Seth Graham - "Gasp"
(Noumenal Loom / Orange Milk)
I think the reason why I enjoy releases from the Orange Milk guys so much is because each one is like a visit to a modern art gallery. I have this vivid image of Keith Rankin and Seth Graham, the curators of this amazing gallery, roaming the black & white checkerboard halls and admiring the floating eyeballs, bleeding cubes, and broken statues.

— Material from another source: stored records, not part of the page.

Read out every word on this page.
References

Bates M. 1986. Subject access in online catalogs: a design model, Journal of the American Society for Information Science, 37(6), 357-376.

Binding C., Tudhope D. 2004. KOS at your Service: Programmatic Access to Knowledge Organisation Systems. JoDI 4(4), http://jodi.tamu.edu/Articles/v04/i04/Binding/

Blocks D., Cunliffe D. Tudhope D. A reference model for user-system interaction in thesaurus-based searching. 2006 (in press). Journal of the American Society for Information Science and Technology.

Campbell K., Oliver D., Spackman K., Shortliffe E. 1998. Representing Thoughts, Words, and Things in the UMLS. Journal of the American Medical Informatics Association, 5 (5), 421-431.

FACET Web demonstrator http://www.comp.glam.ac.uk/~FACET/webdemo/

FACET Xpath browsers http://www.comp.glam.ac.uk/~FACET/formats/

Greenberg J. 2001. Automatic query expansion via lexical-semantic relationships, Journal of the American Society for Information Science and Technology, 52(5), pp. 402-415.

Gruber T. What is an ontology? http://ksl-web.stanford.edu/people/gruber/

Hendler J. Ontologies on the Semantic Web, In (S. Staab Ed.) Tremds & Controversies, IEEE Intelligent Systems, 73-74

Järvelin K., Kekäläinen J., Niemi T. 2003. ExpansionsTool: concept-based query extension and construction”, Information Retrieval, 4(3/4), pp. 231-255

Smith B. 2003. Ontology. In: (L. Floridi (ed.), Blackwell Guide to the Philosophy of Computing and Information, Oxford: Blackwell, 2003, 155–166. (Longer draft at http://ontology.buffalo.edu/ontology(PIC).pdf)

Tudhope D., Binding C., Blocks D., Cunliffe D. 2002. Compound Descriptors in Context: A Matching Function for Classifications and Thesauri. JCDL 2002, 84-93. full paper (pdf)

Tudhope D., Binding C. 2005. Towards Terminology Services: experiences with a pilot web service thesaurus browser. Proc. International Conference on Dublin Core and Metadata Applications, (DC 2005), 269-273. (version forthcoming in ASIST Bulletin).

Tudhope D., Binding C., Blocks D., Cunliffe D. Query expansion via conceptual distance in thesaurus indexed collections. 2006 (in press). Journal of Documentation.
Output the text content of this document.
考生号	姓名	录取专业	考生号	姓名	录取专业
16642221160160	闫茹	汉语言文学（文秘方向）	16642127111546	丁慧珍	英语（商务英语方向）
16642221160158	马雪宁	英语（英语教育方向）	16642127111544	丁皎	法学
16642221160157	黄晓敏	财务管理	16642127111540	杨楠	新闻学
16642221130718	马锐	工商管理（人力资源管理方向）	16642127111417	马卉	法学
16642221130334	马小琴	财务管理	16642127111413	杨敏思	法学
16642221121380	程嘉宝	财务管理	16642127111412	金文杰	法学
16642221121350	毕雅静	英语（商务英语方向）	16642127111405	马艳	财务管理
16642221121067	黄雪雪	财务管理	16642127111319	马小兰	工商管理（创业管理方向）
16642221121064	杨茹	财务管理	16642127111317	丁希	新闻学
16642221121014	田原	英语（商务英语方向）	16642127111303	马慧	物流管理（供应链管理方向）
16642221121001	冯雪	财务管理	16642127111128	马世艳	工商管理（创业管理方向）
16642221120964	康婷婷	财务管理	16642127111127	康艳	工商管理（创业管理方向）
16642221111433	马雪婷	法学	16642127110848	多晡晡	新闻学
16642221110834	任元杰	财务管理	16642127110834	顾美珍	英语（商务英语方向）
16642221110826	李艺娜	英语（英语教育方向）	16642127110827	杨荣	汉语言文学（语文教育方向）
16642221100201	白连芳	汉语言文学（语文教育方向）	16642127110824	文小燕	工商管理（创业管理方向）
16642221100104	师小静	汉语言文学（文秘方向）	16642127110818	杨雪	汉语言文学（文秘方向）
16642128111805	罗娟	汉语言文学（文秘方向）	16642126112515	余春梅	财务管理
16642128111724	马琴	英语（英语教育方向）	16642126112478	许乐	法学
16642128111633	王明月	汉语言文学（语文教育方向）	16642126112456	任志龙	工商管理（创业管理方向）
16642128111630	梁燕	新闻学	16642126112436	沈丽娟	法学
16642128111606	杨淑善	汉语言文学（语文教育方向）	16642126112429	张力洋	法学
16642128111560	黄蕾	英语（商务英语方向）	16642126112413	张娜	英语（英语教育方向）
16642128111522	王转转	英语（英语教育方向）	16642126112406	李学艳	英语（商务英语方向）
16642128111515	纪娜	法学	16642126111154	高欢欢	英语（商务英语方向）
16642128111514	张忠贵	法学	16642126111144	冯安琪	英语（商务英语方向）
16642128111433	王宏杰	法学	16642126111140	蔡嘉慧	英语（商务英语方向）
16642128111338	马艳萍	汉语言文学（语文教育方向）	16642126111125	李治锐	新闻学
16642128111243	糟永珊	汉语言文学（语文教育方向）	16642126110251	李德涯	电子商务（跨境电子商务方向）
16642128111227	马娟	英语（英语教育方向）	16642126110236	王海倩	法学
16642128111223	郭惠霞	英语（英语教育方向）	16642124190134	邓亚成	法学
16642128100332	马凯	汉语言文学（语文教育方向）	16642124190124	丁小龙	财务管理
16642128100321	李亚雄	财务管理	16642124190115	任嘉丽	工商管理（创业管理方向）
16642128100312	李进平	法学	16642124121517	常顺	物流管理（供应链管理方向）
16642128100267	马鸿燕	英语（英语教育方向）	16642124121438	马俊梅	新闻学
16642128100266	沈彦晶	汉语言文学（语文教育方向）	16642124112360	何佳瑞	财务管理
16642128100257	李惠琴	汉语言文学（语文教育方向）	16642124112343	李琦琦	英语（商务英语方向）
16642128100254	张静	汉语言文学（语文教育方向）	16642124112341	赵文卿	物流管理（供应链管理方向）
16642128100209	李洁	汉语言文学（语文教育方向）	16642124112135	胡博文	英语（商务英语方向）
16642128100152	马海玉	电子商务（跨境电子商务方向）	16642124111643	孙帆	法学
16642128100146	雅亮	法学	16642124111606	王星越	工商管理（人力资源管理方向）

The recent release, (on both Noumenal Loom and Orange Milk,) entitled Gasp does not dispel this imagery. It is the quintessential Orange Milk release, a distilled and vibrant bible of what avant-garde minimalist audio cubism should sound like. It is this type of free-form art gallery mind-jazz that has reviewers like me struggling to describe it with hyperbole rich, yet quotable run-on sentences that rely heavily on visual metaphors, such as, "It's like tossing an orchestra into a blender!" or "It's like a giant alien grabbed earth and is playing it like an instrument," but those kind of descriptions can only go so far.
What Seth Graham has created here in Gasp is a unique audio object that commands attention. Each fleeting fragment of sound takes the mind in another direction and is immediately followed by an entirely different sound pushing the mind in an altogether separate direction. This constant shifting of perspective confuses the logical center of the mind and creates a strangely euphoric disorientation.

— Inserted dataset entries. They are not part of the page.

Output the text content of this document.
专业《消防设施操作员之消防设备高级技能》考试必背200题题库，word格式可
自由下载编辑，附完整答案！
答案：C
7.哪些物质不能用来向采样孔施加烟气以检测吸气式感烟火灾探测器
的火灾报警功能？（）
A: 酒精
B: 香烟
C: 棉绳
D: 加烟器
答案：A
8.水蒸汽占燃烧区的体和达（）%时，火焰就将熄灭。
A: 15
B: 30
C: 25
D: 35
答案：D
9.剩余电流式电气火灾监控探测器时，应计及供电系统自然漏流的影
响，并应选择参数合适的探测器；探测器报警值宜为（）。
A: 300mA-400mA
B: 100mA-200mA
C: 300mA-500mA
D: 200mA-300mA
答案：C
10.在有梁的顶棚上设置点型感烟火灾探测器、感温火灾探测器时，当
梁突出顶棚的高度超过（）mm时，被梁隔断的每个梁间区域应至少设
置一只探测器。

Using a complex network of these juxtaposed sounds, including scraps of stringed instruments, snatches of spoken words, and thousands of other audio tidbits, and the skillful application of panning each sound to varied points on the stereo spectrum, Graham is able to produce an album that jams mental frequencies and halts the listener in the midst of activity to try and decipher the coded message. Perhaps as you stroll through the strange gallery of Orange Milk, you will stop to ponder this latest piece of Seth Graham's work, and find yourself lost in its deftly deconstructed glory.